Longtime firefighter Ron Deretchin shouted out, “But I live here.”
Conrad said the response time by the Nanticoke Fire Department — which has career, paid firefighters on duty at all times — to last week’s fire at the Flamingo Diner was an encouraging sign that the new set up is working.
She then read a letter the diner owner, Seana Warman, sent to the Nanticoke firefighters praising their rapid response.
“In getting the fire out quickly, you may have saved the building from totally being destroyed. Thank you and your crew for putting your lives on the line. I’m truly grateful you were there in three or four minutes. I can not thank you enough,” Conrad said, quoting Warman’s letter.
Township supervisors cite long response times and the department’s large debt as the reasons they chose to decertify the organization.
Fire Chief Barry Lore said Plymouth Twp. deserves its own fire department and relying on other towns for coverage won’t work and will risk lives.
“Who knows the fire service in this jurisdiction more than this guy standing here?” Lore said, challenging Conrad about who has more firefighting knowledge.
Lore accused the township of turning its back on the fire company, cutting off negotiations, despite their 70 years of service.
Conrad said the township worked with and tried to help prop up the fire company for five years and now it’s “time to move on.”

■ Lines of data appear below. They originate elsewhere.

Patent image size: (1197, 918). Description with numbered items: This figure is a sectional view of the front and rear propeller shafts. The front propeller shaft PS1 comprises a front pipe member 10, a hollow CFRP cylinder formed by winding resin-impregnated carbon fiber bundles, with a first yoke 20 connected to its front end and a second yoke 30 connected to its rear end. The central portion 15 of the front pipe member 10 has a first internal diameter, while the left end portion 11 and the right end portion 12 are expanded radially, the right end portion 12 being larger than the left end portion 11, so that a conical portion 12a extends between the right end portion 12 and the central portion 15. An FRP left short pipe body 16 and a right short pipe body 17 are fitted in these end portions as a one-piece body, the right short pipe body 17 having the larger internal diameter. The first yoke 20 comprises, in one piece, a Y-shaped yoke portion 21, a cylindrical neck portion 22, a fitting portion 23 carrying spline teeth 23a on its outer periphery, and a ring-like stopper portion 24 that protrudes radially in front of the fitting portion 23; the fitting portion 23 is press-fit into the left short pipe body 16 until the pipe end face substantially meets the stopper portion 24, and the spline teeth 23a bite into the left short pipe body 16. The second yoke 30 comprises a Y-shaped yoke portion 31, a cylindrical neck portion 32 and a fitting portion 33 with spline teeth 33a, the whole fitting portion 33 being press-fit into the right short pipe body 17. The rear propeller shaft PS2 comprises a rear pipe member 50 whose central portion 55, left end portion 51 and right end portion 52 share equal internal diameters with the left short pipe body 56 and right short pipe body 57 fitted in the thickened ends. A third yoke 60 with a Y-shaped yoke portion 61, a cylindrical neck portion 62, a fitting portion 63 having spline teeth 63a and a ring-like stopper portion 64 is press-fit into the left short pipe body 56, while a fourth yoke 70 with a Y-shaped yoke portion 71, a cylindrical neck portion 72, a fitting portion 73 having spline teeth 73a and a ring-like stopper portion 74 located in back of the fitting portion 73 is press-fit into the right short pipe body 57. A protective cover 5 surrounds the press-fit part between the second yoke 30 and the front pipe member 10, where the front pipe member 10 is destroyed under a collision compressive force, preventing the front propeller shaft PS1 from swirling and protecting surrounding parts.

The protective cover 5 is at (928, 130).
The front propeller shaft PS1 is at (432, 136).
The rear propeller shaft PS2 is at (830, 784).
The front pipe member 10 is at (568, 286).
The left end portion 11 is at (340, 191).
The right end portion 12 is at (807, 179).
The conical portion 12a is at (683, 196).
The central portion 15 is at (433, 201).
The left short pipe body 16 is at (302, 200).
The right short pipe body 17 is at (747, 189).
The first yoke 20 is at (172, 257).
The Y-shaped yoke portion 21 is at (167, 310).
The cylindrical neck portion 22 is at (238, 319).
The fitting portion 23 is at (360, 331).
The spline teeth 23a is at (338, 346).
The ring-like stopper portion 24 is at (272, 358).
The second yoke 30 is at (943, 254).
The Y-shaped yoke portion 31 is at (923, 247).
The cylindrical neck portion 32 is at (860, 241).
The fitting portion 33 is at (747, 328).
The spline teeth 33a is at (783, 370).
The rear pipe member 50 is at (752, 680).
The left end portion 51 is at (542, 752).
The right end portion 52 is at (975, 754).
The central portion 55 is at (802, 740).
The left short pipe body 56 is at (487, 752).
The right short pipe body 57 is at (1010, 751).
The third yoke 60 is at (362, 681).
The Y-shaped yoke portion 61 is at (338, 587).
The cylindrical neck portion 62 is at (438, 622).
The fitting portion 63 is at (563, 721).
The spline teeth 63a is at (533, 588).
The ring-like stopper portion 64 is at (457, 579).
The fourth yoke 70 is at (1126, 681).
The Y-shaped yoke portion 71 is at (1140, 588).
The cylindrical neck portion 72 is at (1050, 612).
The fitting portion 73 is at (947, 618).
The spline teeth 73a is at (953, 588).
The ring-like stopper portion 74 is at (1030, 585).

“The community should be wrapping their arms around their fire company, not excluding them,” Lore said. “We do this because we take pride in this town and we take pride in this community having its own services.”
Plymouth Twp. budgeted $30,000 this year to pay for fire services from the outside municipalities. The township has yet to get a bill from last week’s fire at the diner, Conrad said.
After the meeting, Lore was heard speaking with Larksville firefighters, saying the decision to decertify his department was due to “personal” disagreements.
“The taxpayers of this town helped pay for the equipment that’s sitting there in the station doing nothing,” Lore said.
After supervisors made the decision to decertify the fire company, Lore and another firefighter launched a write-in campaign for two spots on the three-member supervisors board. They lost.
The election results show voters had confidence that the board made the right decision, said township solicitor Jamie Mangan.
Mangan told residents that the debate about the future of the department is over.
“It’s not going to change,” Mangan said. “You have to accept this is the decision of the board and frankly the township because the election was held shortly thereafter.”